Dieser Ausschuß, der sich aus Abgeordneten beider Kammern des Kongresses zusammensetzt, erinnert an jenes »Superkomitee«, das im Jahr 2011 gegründet wurde, um ähnliche Probleme zu lösen. Als dieses keinen Kompromiß zustande brachte, wurden vor dem Hintergrund der sogenannten Fiskalklippe 2012 tiefgreifende und automatische Budgetkürzungen nach der Rasenmähermethode ausgelöst, bekannt unter dem Begriff »Sequester«. Gegen die Sequester-Kürzungen im Haushaltsjahr 2014 hatte sich Obama ebenfalls in den zurückliegenden Monaten eingesetzt.

Vor dem Hintergrund der aktuellen Zusammensetzung des Kongresses und seiner mehr als dürftigen Erfolgsbilanz dürfte in den kommenden Wochen und Monaten eine weitreichende Etatübereinkunft eher unwahrscheinlich sein. Es gibt bereits Anzeichen dafür, daß sich die Anhänger der Tea-Party-Truppe nicht geschlagen geben, gegen »Verräter« aus den eigenen Reihen vorgehen und die kompromißbereiten Anführer in Senat und Repräsentantenhaus durch eigene Leute ersetzen wollen.

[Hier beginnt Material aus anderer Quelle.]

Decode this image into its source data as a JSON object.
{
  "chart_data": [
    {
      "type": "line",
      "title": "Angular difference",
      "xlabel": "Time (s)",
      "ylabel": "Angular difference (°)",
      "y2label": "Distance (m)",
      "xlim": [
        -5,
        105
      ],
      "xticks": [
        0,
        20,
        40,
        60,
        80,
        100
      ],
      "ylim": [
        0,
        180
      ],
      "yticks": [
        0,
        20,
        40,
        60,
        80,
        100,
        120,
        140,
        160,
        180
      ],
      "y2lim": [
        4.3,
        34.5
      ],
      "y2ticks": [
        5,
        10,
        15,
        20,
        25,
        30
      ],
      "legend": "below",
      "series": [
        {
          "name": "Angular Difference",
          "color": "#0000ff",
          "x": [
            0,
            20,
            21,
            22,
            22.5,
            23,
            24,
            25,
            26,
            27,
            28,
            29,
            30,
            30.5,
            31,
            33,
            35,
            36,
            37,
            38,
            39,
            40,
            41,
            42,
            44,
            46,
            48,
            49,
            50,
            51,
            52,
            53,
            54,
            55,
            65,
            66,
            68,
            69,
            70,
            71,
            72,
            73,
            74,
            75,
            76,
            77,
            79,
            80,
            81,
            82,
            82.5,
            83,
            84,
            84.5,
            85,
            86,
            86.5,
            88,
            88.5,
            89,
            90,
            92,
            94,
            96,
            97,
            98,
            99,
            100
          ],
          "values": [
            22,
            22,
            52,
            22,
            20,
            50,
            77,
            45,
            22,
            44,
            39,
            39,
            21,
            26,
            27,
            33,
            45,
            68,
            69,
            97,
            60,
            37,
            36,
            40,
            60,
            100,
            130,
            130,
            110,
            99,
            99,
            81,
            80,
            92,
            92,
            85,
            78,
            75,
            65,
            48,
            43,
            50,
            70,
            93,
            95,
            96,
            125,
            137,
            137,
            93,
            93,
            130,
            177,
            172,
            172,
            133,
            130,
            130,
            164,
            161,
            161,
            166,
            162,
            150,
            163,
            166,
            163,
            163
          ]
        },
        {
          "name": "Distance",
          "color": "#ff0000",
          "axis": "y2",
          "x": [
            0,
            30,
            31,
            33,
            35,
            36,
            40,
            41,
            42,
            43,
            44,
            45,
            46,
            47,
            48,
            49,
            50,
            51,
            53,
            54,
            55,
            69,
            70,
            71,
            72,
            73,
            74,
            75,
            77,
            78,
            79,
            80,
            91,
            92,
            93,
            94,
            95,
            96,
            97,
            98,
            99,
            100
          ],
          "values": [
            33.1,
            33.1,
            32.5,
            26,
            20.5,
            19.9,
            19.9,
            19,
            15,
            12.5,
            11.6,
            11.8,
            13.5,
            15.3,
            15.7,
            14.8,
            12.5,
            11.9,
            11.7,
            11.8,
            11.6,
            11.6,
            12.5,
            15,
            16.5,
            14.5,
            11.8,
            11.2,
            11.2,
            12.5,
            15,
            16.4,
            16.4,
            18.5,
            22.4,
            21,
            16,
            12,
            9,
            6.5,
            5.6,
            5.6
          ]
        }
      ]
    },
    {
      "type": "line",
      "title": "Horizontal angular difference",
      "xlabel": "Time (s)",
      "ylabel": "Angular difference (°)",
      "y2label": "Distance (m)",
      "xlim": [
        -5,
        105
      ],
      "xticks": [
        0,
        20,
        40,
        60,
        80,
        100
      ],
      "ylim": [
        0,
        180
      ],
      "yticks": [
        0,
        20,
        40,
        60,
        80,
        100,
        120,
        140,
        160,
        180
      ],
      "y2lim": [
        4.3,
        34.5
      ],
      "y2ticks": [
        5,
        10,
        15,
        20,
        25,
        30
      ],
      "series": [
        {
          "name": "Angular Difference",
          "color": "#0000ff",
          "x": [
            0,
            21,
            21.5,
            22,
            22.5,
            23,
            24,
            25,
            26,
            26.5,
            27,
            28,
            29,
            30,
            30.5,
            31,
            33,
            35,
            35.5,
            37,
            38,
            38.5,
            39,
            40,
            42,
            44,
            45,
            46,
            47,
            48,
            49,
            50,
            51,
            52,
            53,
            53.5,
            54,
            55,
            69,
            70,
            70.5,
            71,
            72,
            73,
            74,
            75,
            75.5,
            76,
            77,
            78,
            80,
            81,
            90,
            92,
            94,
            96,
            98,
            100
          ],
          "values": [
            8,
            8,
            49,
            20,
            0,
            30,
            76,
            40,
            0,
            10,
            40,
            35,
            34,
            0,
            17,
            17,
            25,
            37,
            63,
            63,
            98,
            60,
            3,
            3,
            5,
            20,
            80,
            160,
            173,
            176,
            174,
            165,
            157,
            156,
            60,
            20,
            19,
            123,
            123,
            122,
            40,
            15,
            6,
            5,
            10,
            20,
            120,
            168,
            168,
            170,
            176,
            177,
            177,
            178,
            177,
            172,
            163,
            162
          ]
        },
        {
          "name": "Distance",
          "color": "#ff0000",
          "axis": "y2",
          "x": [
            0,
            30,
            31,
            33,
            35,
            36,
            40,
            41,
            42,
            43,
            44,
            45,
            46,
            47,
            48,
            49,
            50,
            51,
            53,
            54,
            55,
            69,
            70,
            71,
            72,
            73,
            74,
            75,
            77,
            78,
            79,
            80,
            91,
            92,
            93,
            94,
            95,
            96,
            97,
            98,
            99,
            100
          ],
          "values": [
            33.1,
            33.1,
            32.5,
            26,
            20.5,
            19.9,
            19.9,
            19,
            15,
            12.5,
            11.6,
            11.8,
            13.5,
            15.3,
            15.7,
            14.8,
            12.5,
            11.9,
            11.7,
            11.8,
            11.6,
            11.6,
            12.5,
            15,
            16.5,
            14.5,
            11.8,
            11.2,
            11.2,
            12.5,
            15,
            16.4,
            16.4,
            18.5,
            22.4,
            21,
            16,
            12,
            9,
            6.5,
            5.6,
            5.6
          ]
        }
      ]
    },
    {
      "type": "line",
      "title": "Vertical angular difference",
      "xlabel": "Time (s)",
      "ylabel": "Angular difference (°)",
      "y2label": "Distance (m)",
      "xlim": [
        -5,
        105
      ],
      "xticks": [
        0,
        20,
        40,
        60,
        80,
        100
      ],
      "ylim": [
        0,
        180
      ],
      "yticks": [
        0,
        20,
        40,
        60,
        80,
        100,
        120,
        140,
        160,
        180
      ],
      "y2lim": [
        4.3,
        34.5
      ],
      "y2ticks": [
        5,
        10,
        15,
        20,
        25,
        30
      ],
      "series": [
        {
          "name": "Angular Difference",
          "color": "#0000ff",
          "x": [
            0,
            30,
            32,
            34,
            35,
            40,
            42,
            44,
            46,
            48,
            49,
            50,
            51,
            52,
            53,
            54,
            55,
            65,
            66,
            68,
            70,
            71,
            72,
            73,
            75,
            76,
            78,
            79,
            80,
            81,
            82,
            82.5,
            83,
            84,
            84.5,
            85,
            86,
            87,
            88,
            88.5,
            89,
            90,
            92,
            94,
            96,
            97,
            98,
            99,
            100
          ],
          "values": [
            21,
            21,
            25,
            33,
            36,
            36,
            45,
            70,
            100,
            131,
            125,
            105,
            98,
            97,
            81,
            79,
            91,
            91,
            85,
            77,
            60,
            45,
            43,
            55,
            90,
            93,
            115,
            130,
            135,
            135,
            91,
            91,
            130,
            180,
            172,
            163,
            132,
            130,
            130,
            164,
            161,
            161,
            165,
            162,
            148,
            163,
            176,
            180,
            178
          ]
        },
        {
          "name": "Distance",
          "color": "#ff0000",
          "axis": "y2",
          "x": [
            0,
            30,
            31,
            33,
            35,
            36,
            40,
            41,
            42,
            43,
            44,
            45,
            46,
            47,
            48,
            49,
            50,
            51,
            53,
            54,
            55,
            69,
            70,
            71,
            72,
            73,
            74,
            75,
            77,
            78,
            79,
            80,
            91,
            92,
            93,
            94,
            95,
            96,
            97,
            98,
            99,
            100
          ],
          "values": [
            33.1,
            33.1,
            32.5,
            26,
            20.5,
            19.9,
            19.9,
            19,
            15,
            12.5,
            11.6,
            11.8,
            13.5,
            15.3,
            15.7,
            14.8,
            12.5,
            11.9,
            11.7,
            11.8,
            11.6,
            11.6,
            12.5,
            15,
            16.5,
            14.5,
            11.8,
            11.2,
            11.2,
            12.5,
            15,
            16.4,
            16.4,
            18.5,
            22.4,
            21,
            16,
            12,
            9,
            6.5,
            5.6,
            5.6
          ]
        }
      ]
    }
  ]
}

Zugleich ist die politische Einflußnahme von Konzernlobbyisten auf die Republikaner mit dem Aufstieg der Tea Party weniger erfolgreich als früher, wie jüngst von der New York Times festgestellt wurde. Die von Obama mit viel Geld hochgepäppelte Finanzindustrie ist ein »rotes Tuch« für die Tea-Party-Anhänger. Der früher herrschende Konsens zwischen Demokraten und Republikanern, die lediglich den rechten und linken Flügel der Einheitspartei des US-Kapitals darstellten, ist brüchig geworden.

Von Haushaltskrise zu Haushaltskrise hat die politische Oligarchie der USA in den letzten Jahren immer nur an den Symptomen herumkuriert, aber nie die Ursachen der Krankheit behandelt. Insbesondere die enormen Ausgaben zur Aufrechterhaltung der globalen Hegemonie, die Kosten für Militär, Geheimdienste und Heimatschutz haben zur aktuellen Verschärfung der Finanz- und Wirtschaftskrise geführt. Eine Besserung ist nicht in Sicht. Kein Wunder, daß China als größter Finanzier der USA kalte Füße bekommt und die staatliche Nachnichtenagentur Xinhua jüngst zu einer weltweiten »Entamerikanisierung« der globalen Finanz- und Handelsmärkte aufgerufen hat.